The laboratories were grouped in specialist sections, including analytical chemistry, corrosion, creep testing, electroplating, fatigue testing, general metallurgy, information library, mechanical testing, melting and casting, members liaison, metallography, metal working, physics (X-ray crystallography), and spectrography.

The laboratories were an excellent training ground both for assistants who studied for their qualifications part-time and for recent graduates from universities. As such, members found that staff could be ideal recruits for industrial work. There were around 150–200 staff and the average time for researchers to stay was about three years and they could then be found in industries in Britain and worldwide.

==Reports==
There was a quarterly report on each research topic presented to the individual research committee and an annual one circulated also to members on request. Final results were compiled as a report that was immediately available to members. After about two years, the commercial confidentiality was dropped and a paper was presented at a meeting of the Institute of Metals or other organisation and subsequently published in their journal. Some researches that had resulted in valuable definitive advancements were then published in book form.

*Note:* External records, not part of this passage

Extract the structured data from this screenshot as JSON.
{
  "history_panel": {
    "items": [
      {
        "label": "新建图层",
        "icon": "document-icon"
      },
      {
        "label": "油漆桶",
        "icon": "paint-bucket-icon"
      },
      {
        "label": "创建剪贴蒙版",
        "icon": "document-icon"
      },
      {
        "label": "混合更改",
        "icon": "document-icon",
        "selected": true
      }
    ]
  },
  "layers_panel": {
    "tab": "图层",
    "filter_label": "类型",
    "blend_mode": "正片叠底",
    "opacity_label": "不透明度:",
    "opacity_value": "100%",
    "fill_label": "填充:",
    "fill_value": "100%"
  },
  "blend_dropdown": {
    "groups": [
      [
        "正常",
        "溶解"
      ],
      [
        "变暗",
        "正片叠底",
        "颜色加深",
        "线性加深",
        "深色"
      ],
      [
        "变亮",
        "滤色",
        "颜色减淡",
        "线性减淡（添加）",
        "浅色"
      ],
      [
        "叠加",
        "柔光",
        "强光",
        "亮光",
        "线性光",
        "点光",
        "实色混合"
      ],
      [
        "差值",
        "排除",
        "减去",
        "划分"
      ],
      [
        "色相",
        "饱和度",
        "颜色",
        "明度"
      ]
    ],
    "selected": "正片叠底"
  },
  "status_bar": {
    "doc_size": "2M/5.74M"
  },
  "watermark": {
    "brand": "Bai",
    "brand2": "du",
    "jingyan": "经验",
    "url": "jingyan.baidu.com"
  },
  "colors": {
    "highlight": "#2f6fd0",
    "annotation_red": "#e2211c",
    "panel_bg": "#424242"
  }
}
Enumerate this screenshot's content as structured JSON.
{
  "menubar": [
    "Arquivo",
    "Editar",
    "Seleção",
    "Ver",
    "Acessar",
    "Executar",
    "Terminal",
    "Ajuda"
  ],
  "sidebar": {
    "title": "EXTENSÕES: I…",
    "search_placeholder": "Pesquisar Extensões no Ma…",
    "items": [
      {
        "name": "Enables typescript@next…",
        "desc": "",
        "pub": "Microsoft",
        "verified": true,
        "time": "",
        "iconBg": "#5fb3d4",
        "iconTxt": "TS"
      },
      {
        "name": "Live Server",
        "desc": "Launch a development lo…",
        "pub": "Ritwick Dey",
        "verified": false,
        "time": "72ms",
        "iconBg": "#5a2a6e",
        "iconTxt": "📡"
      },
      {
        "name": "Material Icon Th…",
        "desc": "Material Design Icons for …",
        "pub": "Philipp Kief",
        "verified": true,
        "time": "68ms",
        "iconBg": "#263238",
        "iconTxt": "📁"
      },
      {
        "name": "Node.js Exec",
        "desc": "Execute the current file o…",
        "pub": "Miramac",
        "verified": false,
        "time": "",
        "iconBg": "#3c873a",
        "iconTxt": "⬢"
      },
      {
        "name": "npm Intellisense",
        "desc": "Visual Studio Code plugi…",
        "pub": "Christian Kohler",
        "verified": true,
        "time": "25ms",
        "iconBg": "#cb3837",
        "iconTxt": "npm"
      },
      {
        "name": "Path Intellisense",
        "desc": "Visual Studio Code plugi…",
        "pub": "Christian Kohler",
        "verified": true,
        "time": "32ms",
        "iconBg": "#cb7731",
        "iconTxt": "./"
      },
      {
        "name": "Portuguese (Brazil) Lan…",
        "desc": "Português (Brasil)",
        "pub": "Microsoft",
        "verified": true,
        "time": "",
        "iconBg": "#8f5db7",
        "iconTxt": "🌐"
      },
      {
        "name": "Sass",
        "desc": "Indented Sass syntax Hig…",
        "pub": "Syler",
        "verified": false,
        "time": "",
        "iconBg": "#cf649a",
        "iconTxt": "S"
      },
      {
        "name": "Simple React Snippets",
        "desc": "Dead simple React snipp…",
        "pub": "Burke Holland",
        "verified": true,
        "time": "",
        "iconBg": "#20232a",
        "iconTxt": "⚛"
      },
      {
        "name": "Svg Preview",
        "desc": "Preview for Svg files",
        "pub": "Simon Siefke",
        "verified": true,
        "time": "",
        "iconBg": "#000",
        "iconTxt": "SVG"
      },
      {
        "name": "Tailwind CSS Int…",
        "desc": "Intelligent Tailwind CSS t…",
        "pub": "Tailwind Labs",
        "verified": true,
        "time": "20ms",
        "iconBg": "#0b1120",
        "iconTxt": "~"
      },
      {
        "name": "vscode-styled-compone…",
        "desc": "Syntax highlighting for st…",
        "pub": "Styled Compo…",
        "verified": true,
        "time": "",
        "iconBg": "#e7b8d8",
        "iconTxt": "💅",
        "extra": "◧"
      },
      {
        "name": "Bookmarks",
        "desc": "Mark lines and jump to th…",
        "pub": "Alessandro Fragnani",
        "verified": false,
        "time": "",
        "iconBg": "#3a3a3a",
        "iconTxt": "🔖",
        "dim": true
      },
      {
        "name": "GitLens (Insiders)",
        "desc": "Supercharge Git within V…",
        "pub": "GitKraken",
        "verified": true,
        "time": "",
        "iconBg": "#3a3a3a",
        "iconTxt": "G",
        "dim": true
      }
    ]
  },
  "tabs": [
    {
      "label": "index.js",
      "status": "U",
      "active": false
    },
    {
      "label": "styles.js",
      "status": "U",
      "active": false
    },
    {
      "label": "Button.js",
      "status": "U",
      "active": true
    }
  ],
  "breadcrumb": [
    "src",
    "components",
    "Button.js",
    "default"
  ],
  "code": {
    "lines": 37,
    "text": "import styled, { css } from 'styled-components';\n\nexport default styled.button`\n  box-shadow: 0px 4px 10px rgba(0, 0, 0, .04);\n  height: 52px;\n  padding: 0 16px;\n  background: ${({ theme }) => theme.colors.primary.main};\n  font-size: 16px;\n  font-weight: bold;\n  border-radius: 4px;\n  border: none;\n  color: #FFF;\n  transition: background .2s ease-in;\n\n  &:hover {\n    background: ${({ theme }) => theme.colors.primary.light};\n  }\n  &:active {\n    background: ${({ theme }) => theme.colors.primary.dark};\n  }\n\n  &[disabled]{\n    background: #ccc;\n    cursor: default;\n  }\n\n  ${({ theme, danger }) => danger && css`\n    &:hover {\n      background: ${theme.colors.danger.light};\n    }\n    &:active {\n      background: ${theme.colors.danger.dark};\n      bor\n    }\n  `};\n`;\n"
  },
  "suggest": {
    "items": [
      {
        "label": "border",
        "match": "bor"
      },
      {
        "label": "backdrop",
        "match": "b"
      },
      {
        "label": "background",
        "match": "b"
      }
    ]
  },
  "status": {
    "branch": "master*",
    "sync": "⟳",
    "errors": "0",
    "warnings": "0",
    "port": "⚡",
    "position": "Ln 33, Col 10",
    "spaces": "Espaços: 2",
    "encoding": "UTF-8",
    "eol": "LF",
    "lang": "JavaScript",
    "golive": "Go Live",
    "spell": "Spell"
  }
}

During 1932, Melita Norwood (née Sirnis) joined the BNF in 1932 as a clerk, was promoted to secretary, and retired in 1972. While working as a secretary to a research superintendent, Norwood had access to papers prepared at the BNF for presentation to both research committees and contractors. Norwood chose to supply a number of these documents to Soviet intelligence agents, and subsequently claimed that her unauthorised disclosures of classified information had helped to avert the possibility of a third world war. This information was made use of by them and did occasionally result in one of their research organisations publishing development work on non-ferrous metals similar to and sooner than the BNF in Britain.

==BNF-Fulmer==
During the 1970s, the BNF became the BNF Metals Technology Centre and relocated from London to Grove Laboratories, Denchworth Road, Wantage, Oxfordshire. Recognising the growing importance of international research partnerships, membership was expanded to include companies based overseas.

In 1990, the BNF purchased Fulmer Research Laboratories from the Institute of Physics, and was rebranded as BNF-Fulmer, then BNF (Fulmer Materials Centre). However, due to limited funding being available, the laboratories were permanently closed in 1992.